Step-by-step explanation:
a. To determine the number of grams of Na2O produced, we need to use the molar mass of Na2O. Given that 1 mole of Na2O has a molar mass of 77.96 g/mol, we can set up a proportion:
4 Na = 57.5 g Na => 1 mole Na = x moles Na => 77.96 g Na2O = y grams Na2O
Solving this proportion, we find that 57.5 g of Na reacts to form (77.96 g/mol) / (46.0 g/mol) = 1.69 moles of Na2O. Since 1 mole of Na2O has a molar mass of 77.96 g/mol, 1.69 moles of Na2O would have a mass of 1.69 moles x 77.96 g/mol = 132.01 g Na2O.

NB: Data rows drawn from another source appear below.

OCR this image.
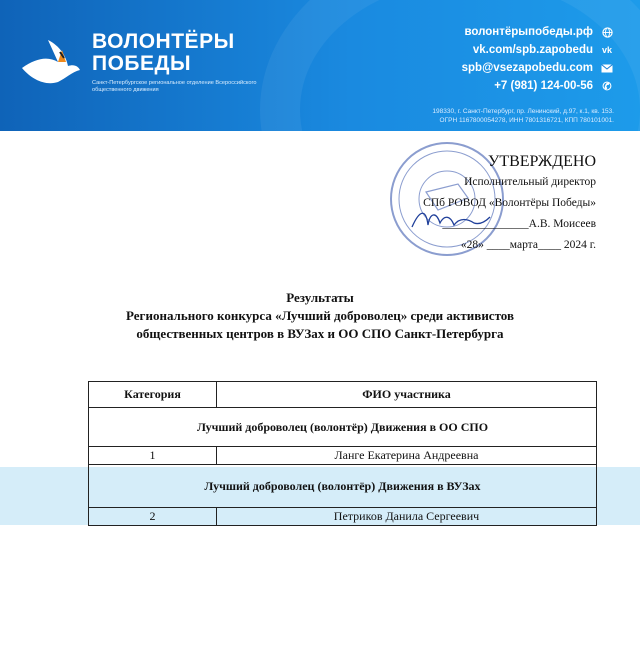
ВОЛОНТЁРЫ
ПОБЕДЫ
Санкт-Петербургское региональное отделение Всероссийского общественного движения
волонтёрыпобеды.рф
vk.com/spb.zapobedu vk
spb@vsezapobedu.com
+7 (981) 124-00-56 ✆
198330, г. Санкт-Петербург, пр. Ленинский, д.97, к.1, кв. 153.
ОГРН 1167800054278, ИНН 7801316721, КПП 780101001.
УТВЕРЖДЕНО
Исполнительный директор
СПб РОВОД «Волонтёры Победы»
_______________А.В. Моисеев
«28» ____марта____ 2024 г.
Результаты
Регионального конкурса «Лучший доброволец» среди активистов
общественных центров в ВУЗах и ОО СПО Санкт-Петербурга
Категория	ФИО участника
Лучший доброволец (волонтёр) Движения в ОО СПО	
1	Ланге Екатерина Андреевна
Лучший доброволец (волонтёр) Движения в ВУЗах	
2	Петриков Данила Сергеевич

b. To determine the mass of O2 required for the reaction, we can use the molar ratio between Na and O2. From the balanced equation, we see that 4 moles of Na react with 1 mole of O2. Given that 1 mole of O2 has a molar mass of 32.00 g/mol, we can set up the following proportion:
4 Na = 22.99 g Na => 1 mole Na = x moles Na => 1 mole O2 = y moles O2 => 32.00 g O2 = z grams O2
Solving this proportion, we find that 18.0 g of Na would require (1 mole O2) / (4 moles Na) = 0.25 moles of O2. Since 1 mole of O2 has a molar mass of 32.00 g/mol, 0.25 moles of O2 would have a mass of 0.25 moles x 32.00 g/mol = 8.00 g O2.
c. To determine the mass of O2 needed to produce 75.0 g of Na2O, we can use a similar approach as in part b. From the balanced equation, we see that for every mole of Na2O produced, 1 mole of O2 is required. Given that 1 mole of O2 has a molar mass of 32.00 g/mol, we can set up the following proportion:
4 Na = 22.99 g Na => 1 mole Na = x moles Na => 1 mole O2 = y moles O2 => 32.00 g O2 = z grams O2
Solving this proportion, we find that 75.0 g of Na2O would require (1 mole O2) / (77.96 g/mol) = 0.0128 moles of O2. Since 1 mole of O2 has a molar mass of 32.00 g/mol, 0.0128 moles of O2 would have a mass of 0.0128 moles x 32.00 g/mol = 0.41 g O2.